Design and characterization of chionodracine-derived antimicrobial peptides with enhanced activity against drug-resistant human pathogens
Abstract
Starting from the sequence of the amphipathic α-helix of chionodracine (Cnd, 22 amino acids), we designed a series of mutants to increase Cnd's antimicrobial activity and selectivity toward prokaryotic cells and drug-resistant bacterial pathogens. We characterized these new Cnd-derived peptides using fluorescence, CD spectroscopy, and transmission electron microscopy, studying their interactions with synthetic lipid vesicles and assaying their biological function against E. faecium, S. aureus, K. pneumoniae, A. baumannii, P. aeruginosa, and Enterobacter sp.
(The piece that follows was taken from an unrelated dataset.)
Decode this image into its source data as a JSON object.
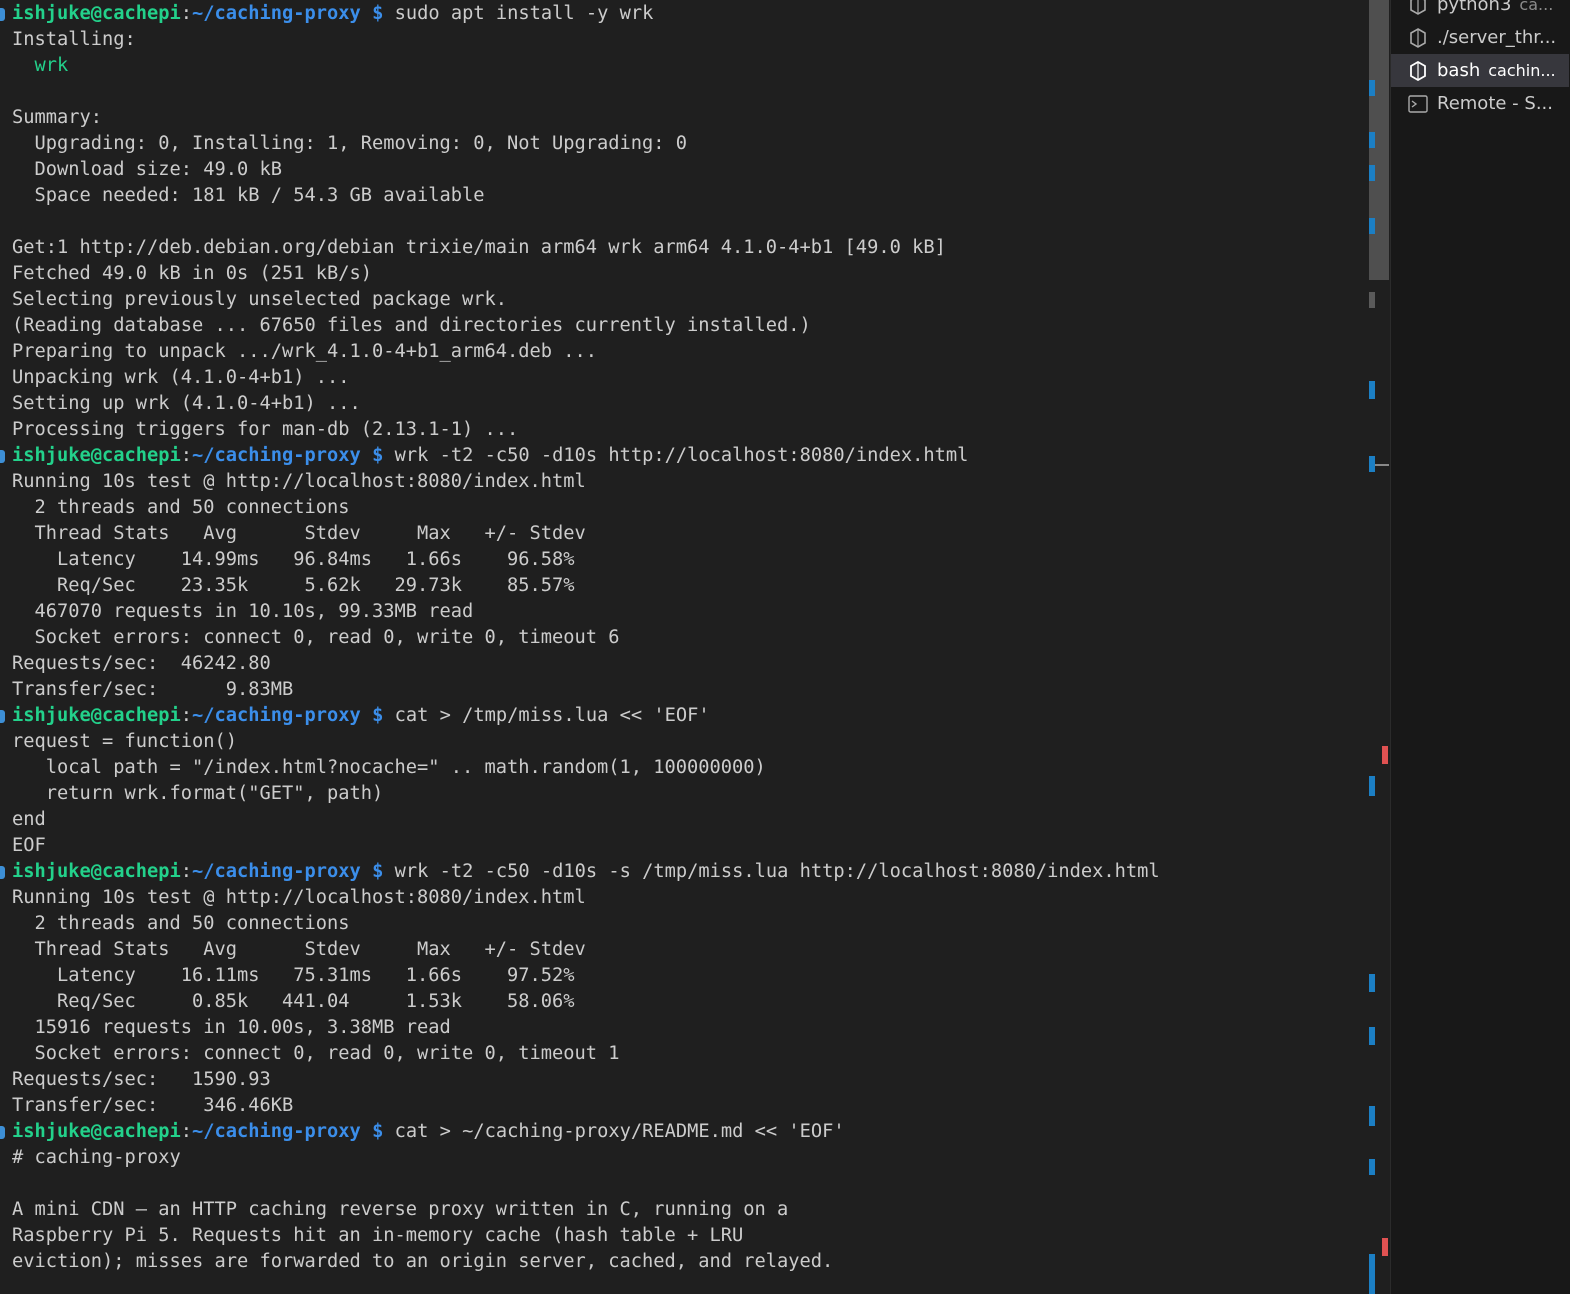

Upon interaction with model membranes, these new peptides with higher net charges and hydrophobic moments adopt a helical conformation similar to Cnd. Notably, they display a low cytotoxic activity against human primary cells, a low hemolytic activity, but a significantly high bactericidal activity against drug-resistant bacterial pathogens. The low values of micromolar minimum inhibitory concentration (MIC) and minimum bactericidal concentration (MBC) make these Cnd-derived peptides potential templates to develop antimicrobial agents against drug-resistant human pathogens.